Find a vector minimizing the distance from set

Question

Find a vector $\Pi_Z(x)$ minimizing the distance between $x=(5,10)\in\mathbb{R}^2$ and set $Z=\{(x,y)\in\mathbb{R}^2:x\ge0, y\le\sqrt{x}\}$

Answer 1

Your set $Z$ is convex and has a $C^1$ boundary, so if $\Pi_Z(x) = (a,b)$ you have $$ (a-5,b-10) \cdot (t,t') = 0$$ where $(t,t')$ is any nonzero tangent vector of the boundary $\partial Z$ at the point $(a,b)$. As $Z$ is convex this condition is also sufficient.

One such tangent vector is $(2b,1)$ and $(a,b)$ being on $\partial Z$ gives $a = b^2$ so you get the equation

$$2b^3 - 9b - 10 = 0.$$

This polynomial has two negative roots and one positive root $r$, so your point is $(r^2,r)$.

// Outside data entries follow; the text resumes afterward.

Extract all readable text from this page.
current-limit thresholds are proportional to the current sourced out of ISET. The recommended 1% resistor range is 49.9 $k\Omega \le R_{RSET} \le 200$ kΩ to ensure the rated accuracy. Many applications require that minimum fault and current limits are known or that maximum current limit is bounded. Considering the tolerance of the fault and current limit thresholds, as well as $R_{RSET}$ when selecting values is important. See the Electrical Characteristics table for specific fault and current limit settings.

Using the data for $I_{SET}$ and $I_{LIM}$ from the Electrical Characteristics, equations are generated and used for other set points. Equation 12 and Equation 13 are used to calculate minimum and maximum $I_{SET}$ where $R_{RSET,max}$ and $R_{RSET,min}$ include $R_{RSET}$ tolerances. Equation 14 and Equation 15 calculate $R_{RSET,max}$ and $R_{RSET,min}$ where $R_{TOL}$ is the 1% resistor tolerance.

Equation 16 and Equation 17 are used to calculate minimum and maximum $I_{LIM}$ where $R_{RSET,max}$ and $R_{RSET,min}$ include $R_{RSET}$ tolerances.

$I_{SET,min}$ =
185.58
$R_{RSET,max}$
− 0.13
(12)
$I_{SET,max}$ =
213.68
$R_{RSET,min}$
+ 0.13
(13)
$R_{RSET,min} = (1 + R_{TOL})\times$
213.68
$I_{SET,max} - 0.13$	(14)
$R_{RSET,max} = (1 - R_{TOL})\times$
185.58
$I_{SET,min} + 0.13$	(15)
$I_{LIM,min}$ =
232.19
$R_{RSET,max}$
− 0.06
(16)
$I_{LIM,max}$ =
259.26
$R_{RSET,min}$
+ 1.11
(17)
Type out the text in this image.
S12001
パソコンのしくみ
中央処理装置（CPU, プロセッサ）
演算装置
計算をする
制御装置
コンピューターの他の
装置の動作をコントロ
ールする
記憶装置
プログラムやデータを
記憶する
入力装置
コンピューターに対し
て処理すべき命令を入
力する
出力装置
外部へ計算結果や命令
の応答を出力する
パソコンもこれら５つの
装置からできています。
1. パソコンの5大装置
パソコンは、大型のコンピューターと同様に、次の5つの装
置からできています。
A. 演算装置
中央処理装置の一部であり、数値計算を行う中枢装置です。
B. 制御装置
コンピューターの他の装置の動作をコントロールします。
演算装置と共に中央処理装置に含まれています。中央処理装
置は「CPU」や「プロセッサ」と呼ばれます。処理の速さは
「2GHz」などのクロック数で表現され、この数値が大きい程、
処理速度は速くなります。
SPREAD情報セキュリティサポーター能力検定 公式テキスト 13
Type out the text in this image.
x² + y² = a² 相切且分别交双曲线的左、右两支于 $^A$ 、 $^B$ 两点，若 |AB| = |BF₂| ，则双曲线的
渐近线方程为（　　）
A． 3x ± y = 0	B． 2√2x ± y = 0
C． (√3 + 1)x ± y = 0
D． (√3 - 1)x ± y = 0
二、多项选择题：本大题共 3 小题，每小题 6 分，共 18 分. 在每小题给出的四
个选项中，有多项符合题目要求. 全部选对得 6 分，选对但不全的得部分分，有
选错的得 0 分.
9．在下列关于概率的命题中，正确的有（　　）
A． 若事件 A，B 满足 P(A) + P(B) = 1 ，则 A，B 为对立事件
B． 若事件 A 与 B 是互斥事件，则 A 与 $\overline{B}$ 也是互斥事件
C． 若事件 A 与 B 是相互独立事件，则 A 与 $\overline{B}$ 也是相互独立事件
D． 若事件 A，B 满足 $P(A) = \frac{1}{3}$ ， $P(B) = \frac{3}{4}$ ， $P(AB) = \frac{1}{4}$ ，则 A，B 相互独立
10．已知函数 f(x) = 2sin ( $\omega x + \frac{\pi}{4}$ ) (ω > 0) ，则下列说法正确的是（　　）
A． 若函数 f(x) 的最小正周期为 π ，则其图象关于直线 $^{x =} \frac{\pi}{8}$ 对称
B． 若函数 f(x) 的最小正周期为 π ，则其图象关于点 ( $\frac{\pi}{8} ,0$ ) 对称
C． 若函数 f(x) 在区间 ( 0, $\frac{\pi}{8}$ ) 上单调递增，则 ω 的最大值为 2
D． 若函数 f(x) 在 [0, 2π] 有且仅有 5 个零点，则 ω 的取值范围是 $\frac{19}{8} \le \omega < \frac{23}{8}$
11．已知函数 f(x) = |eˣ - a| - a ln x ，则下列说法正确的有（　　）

Note that here I ignored the component of $\partial Z$ consisting of $\left\{(0,y) | y \in \mathbb{R}^{-} \right\}$ because I already found a solution (and because it was visually quite clear that the projection didn't lie on this component) but in the general case you have to examine every component of $\partial Z$.

Answer 2

Obviously, the point $P \in Z$ minimizing the distance to $(5,10)$ must lie on the 'upper' boundary of $Z$, i.e. the curve $y=\sqrt{x}$. Then, the desired distance is

$$ d_P = \sqrt{(x-5)^2+(\sqrt{x}-10)^2}. $$

We now have to minimize $d_P$, or better, $d_P^2$. The first derivative of $d_P^2$ is

$$ 2x - \frac{10}{\sqrt{x}} - 9.$$

This latter function has a zero at $x \approx 6.4663$, and it yields a minimum of $d_P^2$. That's the $x$ of your $P$. Therefore, the desired vector is $(5-6.4663, 10-\sqrt{6.4663})$. Hope this helps.

By the way, if this is a homework you should tag it as such.

Answer 3

$Z$ is convex, closed and non-empty, hence for any point $q \in \mathbb{R}^2$ there is a unique nearest point $\Pi_C(q) \in Z$.

Suppose $p=(p_1,p_2) \notin Z$ and $p_1>0$. Then $p_2 > \sqrt{p_1}$.

While it is visually obvious,we should analytically establish that $\Pi_C(p)$ lies on the curve $y = \sqrt{x}$, $x>0$.

Note that if $q \in Z^\circ$, then the point $\lambda p + (1-\lambda)q$ is closer to $p$ for some small $\lambda \in (0,1)$, hence $\Pi_C(p) \notin Z^\circ$. Hence $\Pi_C(p)$ must lie on $\partial Z$.

We see that $\partial Z = \{(0,-\alpha) | \alpha \ge 0 \} \cup \{ (x,\sqrt{x}) \}_{x > 0}$.

Hence we just need to show that $\Pi_C(p)$ cannot have the form $(0,-\alpha)$, with $\alpha \ge 0$.

First consider $\alpha = 0$, let $\lambda = {p_1 \over p_2^2} \in (0,1)$, note that $\lambda p \in Z$ and $\|p -\lambda p \| < \|p\|$, hence $\lambda p$ is closer to $p$ than $0$. Hence $\Pi_C(p) \neq 0$. Now suppose $\alpha >0$, then we have $\|p-0\| < \|p-(0,-\alpha)\|$, hence $0$ is closer to $p$ than $(0,-\alpha)$. Hence $\Pi_C(p) \neq (0,-\alpha)$.

Consequently, $\Pi_C(p)$ has the form $(x , \sqrt{x})$ with $ x>0$. The distance (squared) satisfies $\delta(x)=\|p-(x,\sqrt{x})\|^2 = (p_1-x)^2 + (p_2-\sqrt{x})^2$, hence the minimizing $x$ satisfies $\delta'(x) = 0$. Since $\delta'(x) = 2x -2p_1 +1 - { p_2 \over \sqrt{x}}$ is strictly increasing, $\lim_{x \downarrow 0} \delta'(x) = -\infty$ and $\lim_{x \to \infty} \delta'(x) = \infty$ we see that there is a unique $x$ satisfying $\delta'(x) = 0$. Applying Newton's method to $\delta'(x) = 0$ yields a numeric solution (Starting from $x=5$, two iterations gives $x \approx 6.466$).